Under Rose-Tainted Skies is about this chick, Norah, who suffers from agoraphobia, OCD and depression. Her life is one long blur of cheese sandwiches and trash tv, until she meets the new boy next door, Luke, and he starts to challenge her way of thinking.
I’m represented by the amazing Mandy Hubbard of Emerald City Literary.
Title: hello me, it's you
Author: Anonymous , Hannah Todd ( editor)
Publisher: hello me, it's you
Publication Date: October 10th, 2016
Genre: Nonfiction, Mental Health,Mental Illness
My Rating: 5/5 stars
Links: GoodReads . Amazon
“Keep smiling and being you. Don’t let the world change you”
Hello Me, it’s You is a collection of letters by young adults aged 17-24 about their experiences with mental health issues. The letters are written to their 16-year-old selves, giving beautifully honest advice, insight and encouragement for all that lays ahead of them.
This book was produced by the Hello Me, it’s You charity, set up by the editor, Hannah. Hannah was diagnosed with depression and anxiety whilst at university and found comfort in talking to friends about their experiences, realising she was not alone in her situation. This inspired the idea for the charity and book. Through the creation of materials such as this, the charity aims to provide reassurance for young adults (and their families) who are experiencing mental health issues and give a voice to young adults on such an important topic. The result of that will hopefully be a reduction in the negative stigma surrounding mental health and an increase in awareness of young people’s experiences. All profits go the Hello Me, it’s You charity, for the production of future supportive books.
Trigger warning: Due to it’s nature, the content of this book may be triggering. Contains personal experiences of depression, anxiety, schizophrenia, trichotillomania and other mental health issues, as well as issues such as assault.
.............." Life is nothing but a Reckless Adventure!"...............
Hello me, it's you.
You have finished reading one of the best books ever. It is not a novel, but trust me when I say this, it is a piece of writing that this world desperately needed. I know that you have read a lot of great books, some that didn't shy away from serious topics like Mental Illness . But this ? This is a book that your soul is going to devoir instantly .It is a safe haven to seek, a strong message of ( YOU ARE NOT ALONE ).
This book will make you cry, nod in agreement , and connect with people who explain how you've felt when you were dancing on the line that separates light and dark. You are going to feel the urge to highlight every single page in that book; just do it.

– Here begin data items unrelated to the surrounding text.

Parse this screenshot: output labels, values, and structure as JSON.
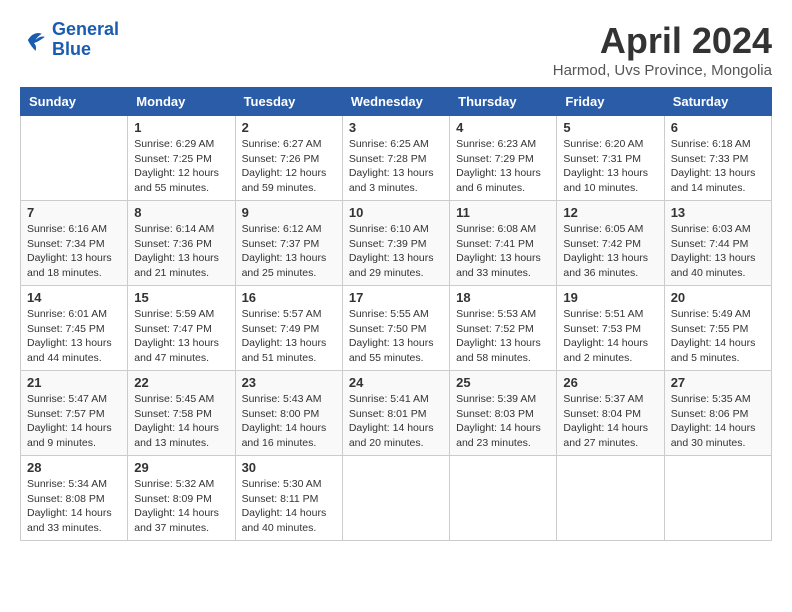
{
  "logo": {
    "line1": "General",
    "line2": "Blue"
  },
  "title": "April 2024",
  "location": "Harmod, Uvs Province, Mongolia",
  "days_of_week": [
    "Sunday",
    "Monday",
    "Tuesday",
    "Wednesday",
    "Thursday",
    "Friday",
    "Saturday"
  ],
  "weeks": [
    [
      {
        "num": "",
        "sunrise": "",
        "sunset": "",
        "daylight": ""
      },
      {
        "num": "1",
        "sunrise": "Sunrise: 6:29 AM",
        "sunset": "Sunset: 7:25 PM",
        "daylight": "Daylight: 12 hours and 55 minutes."
      },
      {
        "num": "2",
        "sunrise": "Sunrise: 6:27 AM",
        "sunset": "Sunset: 7:26 PM",
        "daylight": "Daylight: 12 hours and 59 minutes."
      },
      {
        "num": "3",
        "sunrise": "Sunrise: 6:25 AM",
        "sunset": "Sunset: 7:28 PM",
        "daylight": "Daylight: 13 hours and 3 minutes."
      },
      {
        "num": "4",
        "sunrise": "Sunrise: 6:23 AM",
        "sunset": "Sunset: 7:29 PM",
        "daylight": "Daylight: 13 hours and 6 minutes."
      },
      {
        "num": "5",
        "sunrise": "Sunrise: 6:20 AM",
        "sunset": "Sunset: 7:31 PM",
        "daylight": "Daylight: 13 hours and 10 minutes."
      },
      {
        "num": "6",
        "sunrise": "Sunrise: 6:18 AM",
        "sunset": "Sunset: 7:33 PM",
        "daylight": "Daylight: 13 hours and 14 minutes."
      }
    ],
    [
      {
        "num": "7",
        "sunrise": "Sunrise: 6:16 AM",
        "sunset": "Sunset: 7:34 PM",
        "daylight": "Daylight: 13 hours and 18 minutes."
      },
      {
        "num": "8",
        "sunrise": "Sunrise: 6:14 AM",
        "sunset": "Sunset: 7:36 PM",
        "daylight": "Daylight: 13 hours and 21 minutes."
      },
      {
        "num": "9",
        "sunrise": "Sunrise: 6:12 AM",
        "sunset": "Sunset: 7:37 PM",
        "daylight": "Daylight: 13 hours and 25 minutes."
      },
      {
        "num": "10",
        "sunrise": "Sunrise: 6:10 AM",
        "sunset": "Sunset: 7:39 PM",
        "daylight": "Daylight: 13 hours and 29 minutes."
      },
      {
        "num": "11",
        "sunrise": "Sunrise: 6:08 AM",
        "sunset": "Sunset: 7:41 PM",
        "daylight": "Daylight: 13 hours and 33 minutes."
      },
      {
        "num": "12",
        "sunrise": "Sunrise: 6:05 AM",
        "sunset": "Sunset: 7:42 PM",
        "daylight": "Daylight: 13 hours and 36 minutes."
      },
      {
        "num": "13",
        "sunrise": "Sunrise: 6:03 AM",
        "sunset": "Sunset: 7:44 PM",
        "daylight": "Daylight: 13 hours and 40 minutes."
      }
    ],
    [
      {
        "num": "14",
        "sunrise": "Sunrise: 6:01 AM",
        "sunset": "Sunset: 7:45 PM",
        "daylight": "Daylight: 13 hours and 44 minutes."
      },
      {
        "num": "15",
        "sunrise": "Sunrise: 5:59 AM",
        "sunset": "Sunset: 7:47 PM",
        "daylight": "Daylight: 13 hours and 47 minutes."
      },
      {
        "num": "16",
        "sunrise": "Sunrise: 5:57 AM",
        "sunset": "Sunset: 7:49 PM",
        "daylight": "Daylight: 13 hours and 51 minutes."
      },
      {
        "num": "17",
        "sunrise": "Sunrise: 5:55 AM",
        "sunset": "Sunset: 7:50 PM",
        "daylight": "Daylight: 13 hours and 55 minutes."
      },
      {
        "num": "18",
        "sunrise": "Sunrise: 5:53 AM",
        "sunset": "Sunset: 7:52 PM",
        "daylight": "Daylight: 13 hours and 58 minutes."
      },
      {
        "num": "19",
        "sunrise": "Sunrise: 5:51 AM",
        "sunset": "Sunset: 7:53 PM",
        "daylight": "Daylight: 14 hours and 2 minutes."
      },
      {
        "num": "20",
        "sunrise": "Sunrise: 5:49 AM",
        "sunset": "Sunset: 7:55 PM",
        "daylight": "Daylight: 14 hours and 5 minutes."
      }
    ],
    [
      {
        "num": "21",
        "sunrise": "Sunrise: 5:47 AM",
        "sunset": "Sunset: 7:57 PM",
        "daylight": "Daylight: 14 hours and 9 minutes."
      },
      {
        "num": "22",
        "sunrise": "Sunrise: 5:45 AM",
        "sunset": "Sunset: 7:58 PM",
        "daylight": "Daylight: 14 hours and 13 minutes."
      },
      {
        "num": "23",
        "sunrise": "Sunrise: 5:43 AM",
        "sunset": "Sunset: 8:00 PM",
        "daylight": "Daylight: 14 hours and 16 minutes."
      },
      {
        "num": "24",
        "sunrise": "Sunrise: 5:41 AM",
        "sunset": "Sunset: 8:01 PM",
        "daylight": "Daylight: 14 hours and 20 minutes."
      },
      {
        "num": "25",
        "sunrise": "Sunrise: 5:39 AM",
        "sunset": "Sunset: 8:03 PM",
        "daylight": "Daylight: 14 hours and 23 minutes."
      },
      {
        "num": "26",
        "sunrise": "Sunrise: 5:37 AM",
        "sunset": "Sunset: 8:04 PM",
        "daylight": "Daylight: 14 hours and 27 minutes."
      },
      {
        "num": "27",
        "sunrise": "Sunrise: 5:35 AM",
        "sunset": "Sunset: 8:06 PM",
        "daylight": "Daylight: 14 hours and 30 minutes."
      }
    ],
    [
      {
        "num": "28",
        "sunrise": "Sunrise: 5:34 AM",
        "sunset": "Sunset: 8:08 PM",
        "daylight": "Daylight: 14 hours and 33 minutes."
      },
      {
        "num": "29",
        "sunrise": "Sunrise: 5:32 AM",
        "sunset": "Sunset: 8:09 PM",
        "daylight": "Daylight: 14 hours and 37 minutes."
      },
      {
        "num": "30",
        "sunrise": "Sunrise: 5:30 AM",
        "sunset": "Sunset: 8:11 PM",
        "daylight": "Daylight: 14 hours and 40 minutes."
      },
      {
        "num": "",
        "sunrise": "",
        "sunset": "",
        "daylight": ""
      },
      {
        "num": "",
        "sunrise": "",
        "sunset": "",
        "daylight": ""
      },
      {
        "num": "",
        "sunrise": "",
        "sunset": "",
        "daylight": ""
      },
      {
        "num": "",
        "sunrise": "",
        "sunset": "",
        "daylight": ""
      }
    ]
  ]
}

Don't feel ashamed of writing a book review that could show why you loved this book so much. Never be ashamed of whatever illness you have; never be ashamed of telling people about it. I am still figuring out who to always practice that last sentence, but I will figure it out. We will figure it out . Share this on your Facebook , send it to any organization that care about this subject. You never know, perhaps your darkest confession, is someone else's salvation.
Please go back and reread what you have highlighted , and keep the anonymous authors and Hannah Todd in your prayers . They are amazing brave knights, trying to walk through the darkness that exist even in the light.
Never Stop Loving yourself,
your 22 years old self.
Hello Me, it's You is a non-profit project aimed at raising awareness for mental health issues among Young Adults. It aims to break down negative stigma surrounding mental health issues, and to normalise it for young people and their families.
As a result we've collected anonymous letters by young adults about their experiences with mental health issues, and given them a platform for their experiences.